The Praetorians performed their duties as guards around the imperial palace on the Palatine, in the theater, the circus, or the Colosseum while dressed in civilian clothes, including a toga, under which they hid a sword.
Fate of the Guard
The Praetorian Guard appeared to play a crucial role in politics. The Praetorians maintained unquestioning loyalty to Augustus and Tiberius. In 41 A.D., a tribune of the Guard, Cassius Chaerea, killed insane Caligula, after which the guardsmen proclaimed Claudius as new emperor. During the crisis of 69 A.D., the Praetorians operated as an active force, first supporting Galba against Nero, then eliminating Galba and transferring the throne to Otho, and then supporting Vespasian against Vitellius.

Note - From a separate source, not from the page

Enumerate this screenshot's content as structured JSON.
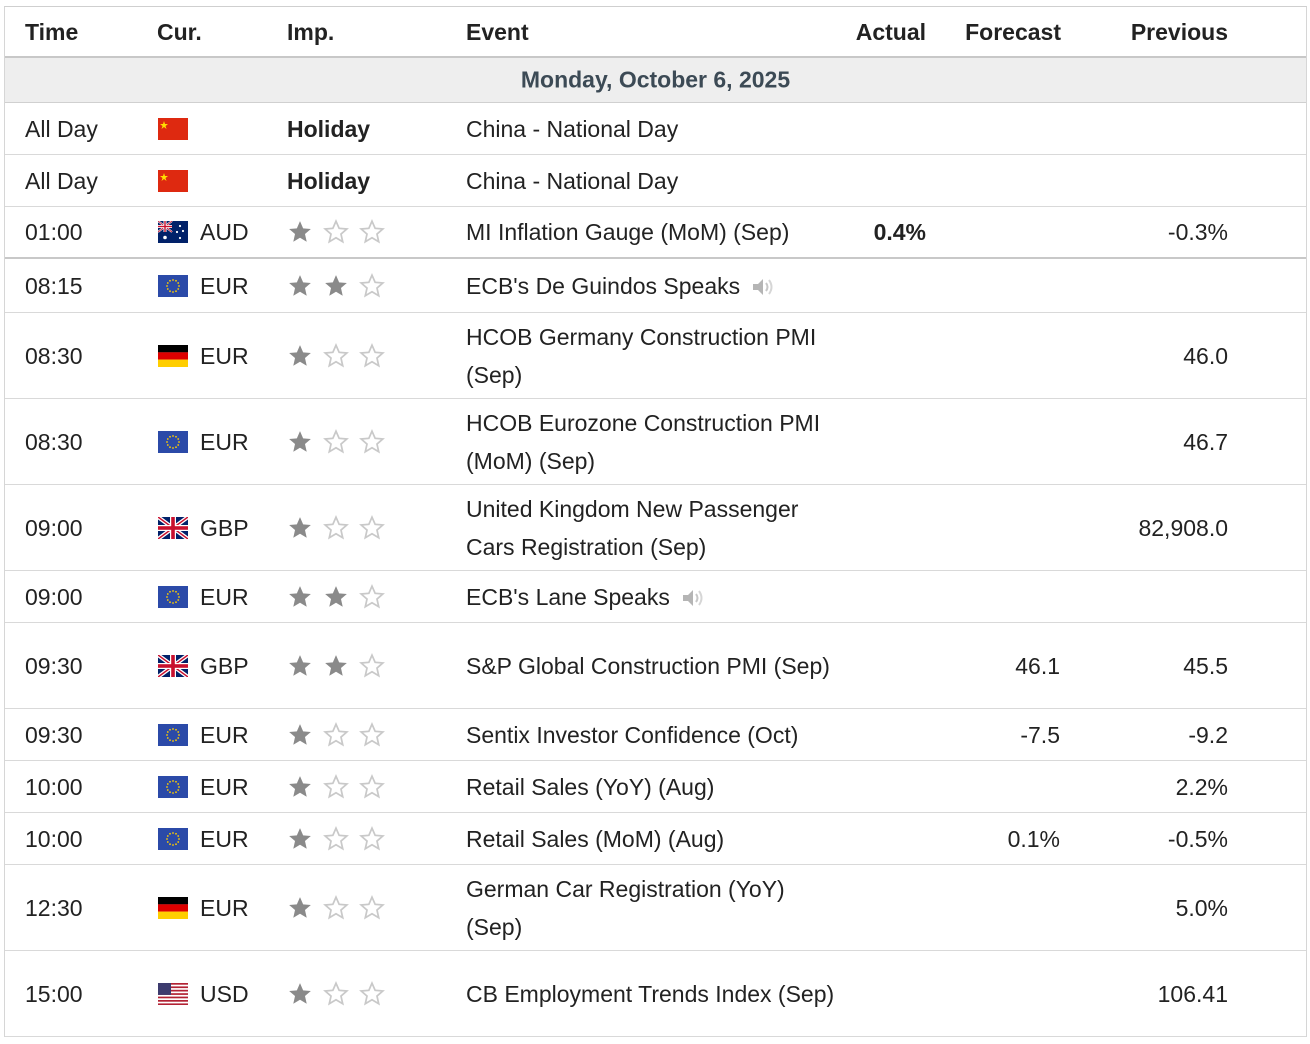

After the assassination of Emperor Commodus in 193 A.D., the guard again intervened in politics, first supporting and then killing Pertinax. The Praetorians even had an auction in their camp, offering the throne to the highest bidder. As punishment for that shameful act, Septimius Severus disbanded the guard and replaced it with his Illyrian soldiers. The power of the Praetorians peaked during the crisis of the 3rd century A.D., when they supported emperors one day and overthrew them another day at their discretion.
The defeat of the Guard’s protégé Maxentius by Constantine at the Milvian Bridge in 312 A.D. became fatal for the Praetorians. Constantine ultimately disbanded the Praetorian cohorts, replacing them with alternative guard units.
Sources:
- Durry M. Les cohortes pretoriennes. — Paris, 1938;
- Passerini A. Le coorti pretorienni. — Roma, 1939;
- Speidel M. P. Guards of the Roman Armies. — Bonn, 1978;
- Rankov B. The Praetorian Guard. — Osprey Publishing, 1994.